Thursday on Lake Maumelle was a study in gray scale.
The sky was gray with a heavy overcast. The water was gray. The leafless mountainsides were gray. The loons looked gray. My camouflage War Eagle boat looked gray. My Yamaha outboard is gray. My preferred quarry -- white bass -- were silver, but even they looked gray in the dim light. The two largemouth bass I caught looked gray in their winter colors.
The color scheme matched the world's gray mood during the coronavirus fiasco, but Lake Maumelle was a fine place to practice some social distancing while enjoying some late winter Arkansas fishing.
On Wednesday, I told Miss Laura that while the neighbors were all outside grilling steaks and working in their yards, I was going to step out and scream, "I'm fed up, and I'm not gonna take it anymore!" Miss Laura feared that I might. I speculated that a couple of the neighbors would wait two days before calling her up to ask her about it.
In my neighborhood, a scene like that would rate only runner-up to the neighbor who was so infuriated with his balky lawnmower that he doused it with gasoline and set it aflame. The conflagration attracted the attention of his missus, who opened the back door to find her husband glowering beside the inferno with his arms crossed.
"I didn't say a word," she admitted later, shaking her head slowly.
Miss Laura decided to avert comparisons by dispatching me to the lake.
Apparently it's a consensus opinion that Lake Maumelle is a proper place for social distancing because the parking lot at Westrock Marina was packed. That's unusual for a cold, windy weekday afternoon, even when the white bass are running as they are now. That doesn't include all the anglers who launched their boats on Big Maumelle Creek on Highway 10 on the west side of Lake Maumelle.
At noon, a fair number of anglers were leaving the lake when I arrived because the fishing was poor. Larry Romine and Daniel Romine, fellow members of the Old Belfast Hunting Club, trailered their boat while I launched mine.
"It's rough!" Larry Romine said. "You're going to get wet."
With that warning, I returned to my truck and donned a pair of light fly fishing waders and knee-high neoprene hunting boots.

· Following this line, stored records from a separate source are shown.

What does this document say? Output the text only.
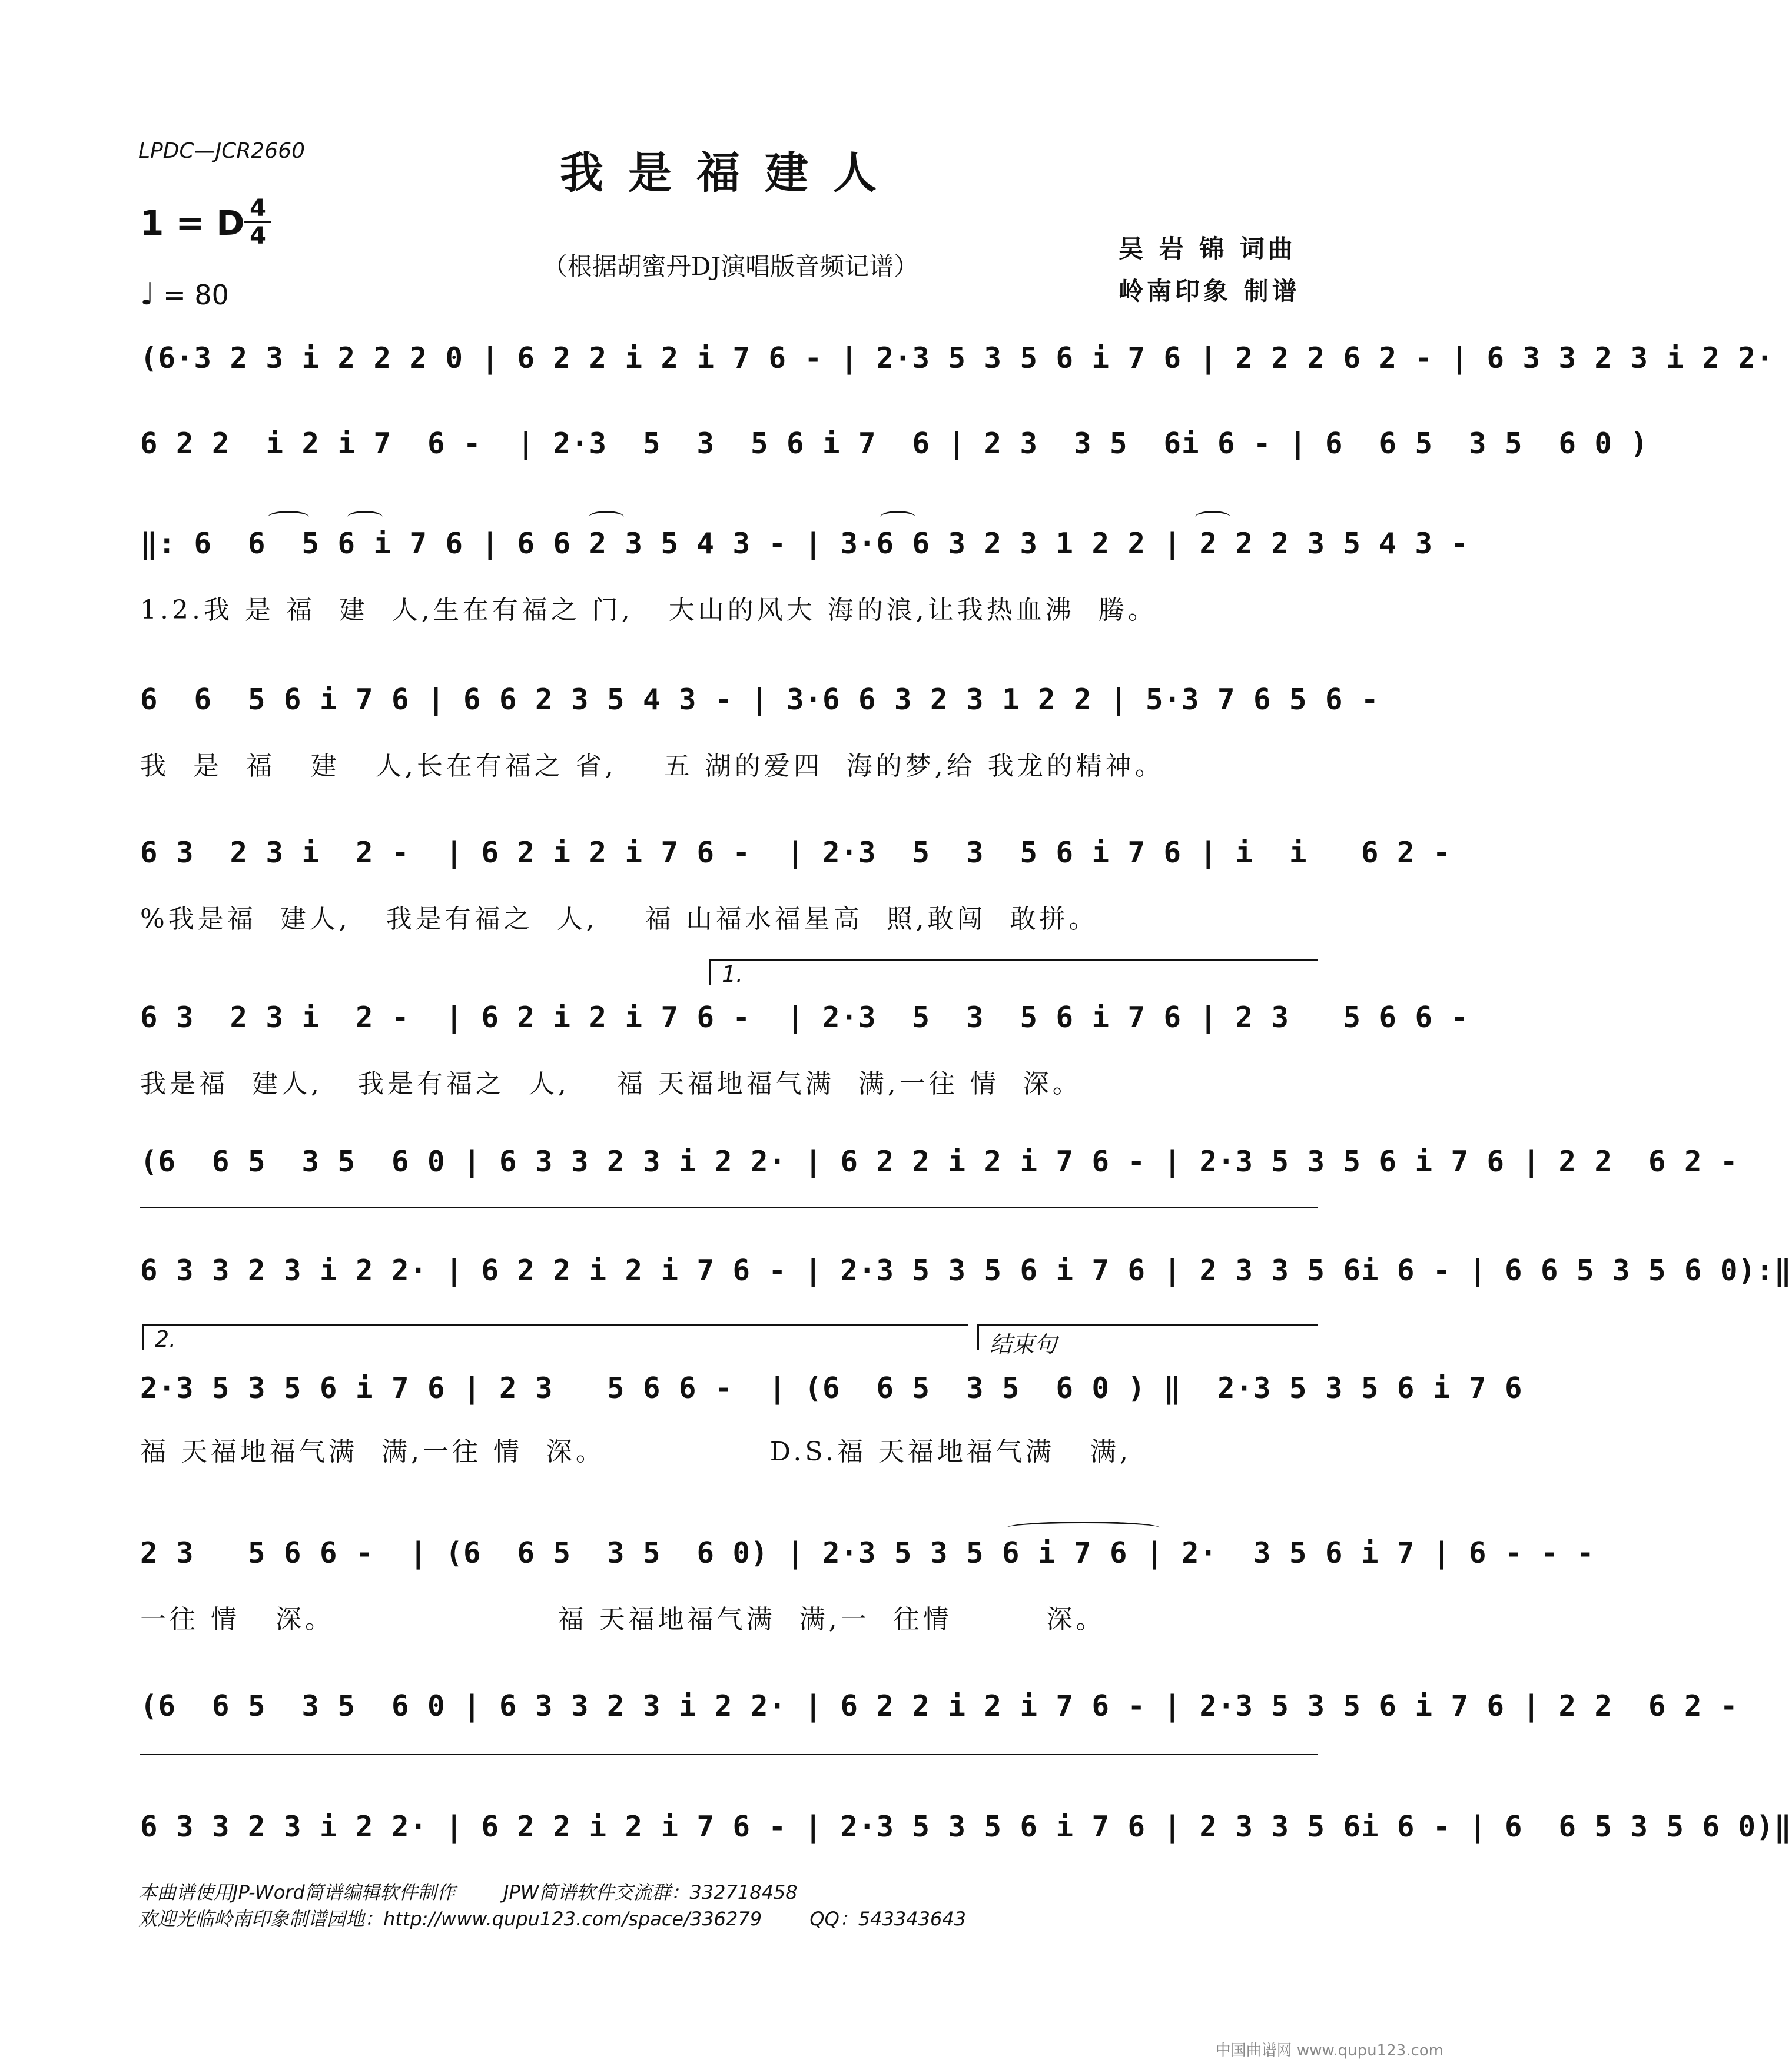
LPDC—JCR2660	我是福建人
1 = D 4
4
♩ = 80
（根据胡蜜丹DJ演唱版音频记谱）
吴 岩 锦 词曲
岭南印象 制谱
(6·3 2 3 i 2 2 2 0 | 6 2 2 i 2 i 7 6 - | 2·3 5 3 5 6 i 7 6 | 2 2 2 6 2 - | 6 3 3 2 3 i 2 2·
6 2 2  i 2 i 7  6 -  | 2·3  5  3  5 6 i 7  6 | 2 3  3 5  6i 6 - | 6  6 5  3 5  6 0 )
‖: 6  6  5 6 i 7 6 | 6 6 2 3 5 4 3 - | 3·6 6 3 2 3 1 2 2 | 2 2 2 3 5 4 3 -
1.2.我 是 福  建  人,生在有福之 门,   大山的风大 海的浪,让我热血沸  腾。
6  6  5 6 i 7 6 | 6 6 2 3 5 4 3 - | 3·6 6 3 2 3 1 2 2 | 5·3 7 6 5 6 -
我  是  福   建   人,长在有福之 省,    五 湖的爱四  海的梦,给 我龙的精神。
6 3  2 3 i  2 -  | 6 2 i 2 i 7 6 -  | 2·3  5  3  5 6 i 7 6 | i  i   6 2 -
%我是福  建人,   我是有福之  人,    福 山福水福星高  照,敢闯  敢拼。
1.
6 3  2 3 i  2 -  | 6 2 i 2 i 7 6 -  | 2·3  5  3  5 6 i 7 6 | 2 3   5 6 6 -
我是福  建人,   我是有福之  人,    福 天福地福气满  满,一往 情  深。
(6  6 5  3 5  6 0 | 6 3 3 2 3 i 2 2· | 6 2 2 i 2 i 7 6 - | 2·3 5 3 5 6 i 7 6 | 2 2  6 2 -
6 3 3 2 3 i 2 2· | 6 2 2 i 2 i 7 6 - | 2·3 5 3 5 6 i 7 6 | 2 3 3 5 6i 6 - | 6 6 5 3 5 6 0):‖
2.	结束句
2·3 5 3 5 6 i 7 6 | 2 3   5 6 6 -  | (6  6 5  3 5  6 0 ) ‖  2·3 5 3 5 6 i 7 6
福 天福地福气满  满,一往 情  深。              D.S.福 天福地福气满   满,
2 3   5 6 6 -  | (6  6 5  3 5  6 0) | 2·3 5 3 5 6 i 7 6 | 2·  3 5 6 i 7 | 6 - - -
一往 情   深。                   福 天福地福气满  满,一  往情        深。
(6  6 5  3 5  6 0 | 6 3 3 2 3 i 2 2· | 6 2 2 i 2 i 7 6 - | 2·3 5 3 5 6 i 7 6 | 2 2  6 2 -
6 3 3 2 3 i 2 2· | 6 2 2 i 2 i 7 6 - | 2·3 5 3 5 6 i 7 6 | 2 3 3 5 6i 6 - | 6  6 5 3 5 6 0)‖
本曲谱使用JP-Word简谱编辑软件制作        JPW简谱软件交流群：332718458
欢迎光临岭南印象制谱园地：http://www.qupu123.com/space/336279        QQ：543343643
中国曲谱网 www.qupu123.com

I wore a Simms fishing jacket over the top. Only my face was exposed, but the spray felt refreshing.
An October baby, I am a Libra, an air sign, but I am a child of the water. That is where I am happiest and where I feel most at home. My War Eagle 1542 is more than a boat, she is a friend. I've had her for 15 years, and I know exactly how she will react to every wave and every swell. I know exactly how she will launch from the crests and how long she will wallow in a trough digging in and clawing out. In calm water, I love the sound of water lapping against the aluminum hull. She's just one more thing that I love about fishing.

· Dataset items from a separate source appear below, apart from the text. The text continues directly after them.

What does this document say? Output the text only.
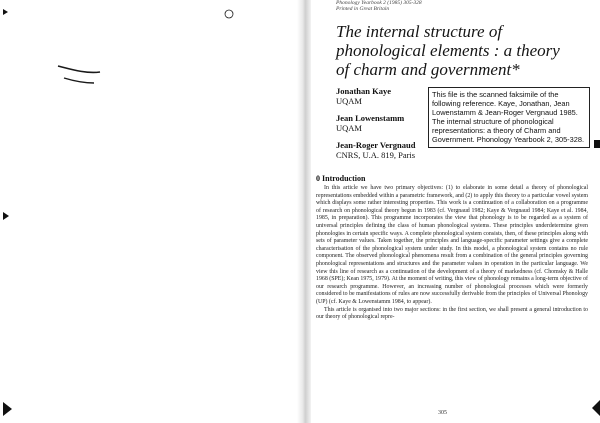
Phonology Yearbook 2 (1985) 305-328
Printed in Great Britain
The internal structure of phonological elements : a theory of charm and government*
Jonathan Kaye
UQAM
Jean Lowenstamm
UQAM
Jean-Roger Vergnaud
CNRS, U.A. 819, Paris
This file is the scanned faksimile of the following reference. Kaye, Jonathan, Jean Lowenstamm & Jean-Roger Vergnaud 1985. The internal structure of phonological representations: a theory of Charm and Government. Phonology Yearbook 2, 305-328.
0 Introduction

In this article we have two primary objectives: (1) to elaborate in some detail a theory of phonological representations embedded within a parametric framework, and (2) to apply this theory to a particular vowel system which displays some rather interesting properties. This work is a continuation of a collaboration on a programme of research on phonological theory begun in 1983 (cf. Vergnaud 1982; Kaye & Vergnaud 1984; Kaye et al. 1984, 1985, in preparation). This programme incorporates the view that phonology is to be regarded as a system of universal principles defining the class of human phonological systems. These principles underdetermine given phonologies in certain specific ways. A complete phonological system consists, then, of these principles along with sets of parameter values. Taken together, the principles and language-specific parameter settings give a complete characterisation of the phonological system under study. In this model, a phonological system contains no rule component. The observed phonological phenomena result from a combination of the general principles governing phonological representations and structures and the parameter values in operation in the particular language. We view this line of research as a continuation of the development of a theory of markedness (cf. Chomsky & Halle 1968 (SPE); Kean 1975, 1979). At the moment of writing, this view of phonology remains a long-term objective of our research programme. However, an increasing number of phonological processes which were formerly considered to be manifestations of rules are now successfully derivable from the principles of Universal Phonology (UP) (cf. Kaye & Lowenstamm 1984, to appear).

This article is organised into two major sections: in the first section, we shall present a general introduction to our theory of phonological repre-

305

Against long rollers pushed by a hard northwest wind, it was a rough, wet pounding ride across the lake, but the sheltered areas on the north shore were as calm as an April morning. The water was very high, so I trolled far offshore on the outside edges of the grassbeds and retrieved a spinnerbait over the tops. I also tried a Bagley Killer "B" crankbait, but largemouth bass weren't interested.
White bass are in the middle of their annual spawning run up the river, so I looked to them to save the day. That also meant another long, wet, rough, pounding run against the wind up the lake. On the west side of the Highway 10 bridge, I caught a small largemouth bass just inside the bridge with a small Arkie curly-tail swimbait on a pink, 1/8-ounce ballhead jig. Still in winter trim, the bass was very pale and cold.
On the south side of the bay I chatted with Jim Maxwell of Benton, who was busy deploying an array of long crappie rods from his own War Eagle.
"There's a [brush] top out here with fish all over it, if I can get them to bite," Maxwell said.
Motoring slowly, I left the lake and entered Big Maumelle Creek, where I met three young anglers fishing for bass.
"You fishing for whites?" asked the driver. "The biggest bunch of them are up past the ramp. Nobody's catching much, but that's where they are."
The parking area at that ramp was full, and most of those anglers were concentrated in the skinny water upstream. The water was muddy and the current was very fast. Even though big white bass frequently rolled on the surface, they weren't biting.
"They're all in here spawning, and you'll see them scooting this way and that, but they're not hitting lures," said another angler fishing alone.
White bass didn't bite any of the hard lures I threw, so I went back to the Arkie swimbait. It is chartreuse on the top half and yellow on the lower half. I cast to the bank, started reeling slowly and felt the telltale strike of a white bass. It was a nice one, too, almost as wide as my boat seat.
I, too, saw white bass rolling on the surface, but those fish wouldn't strike. All of my fish hit on slow retrieves from the bank. My ratio was about one fish per 30 casts.
At 5 p.m., the light began to dim and I felt a change in the air pressure that told me the catching was finished. I motored slowly back down to the lake, idled under the bridge and followed the rollers back to the marina, delighting in the slap of Monticello aluminum against the angry gray water.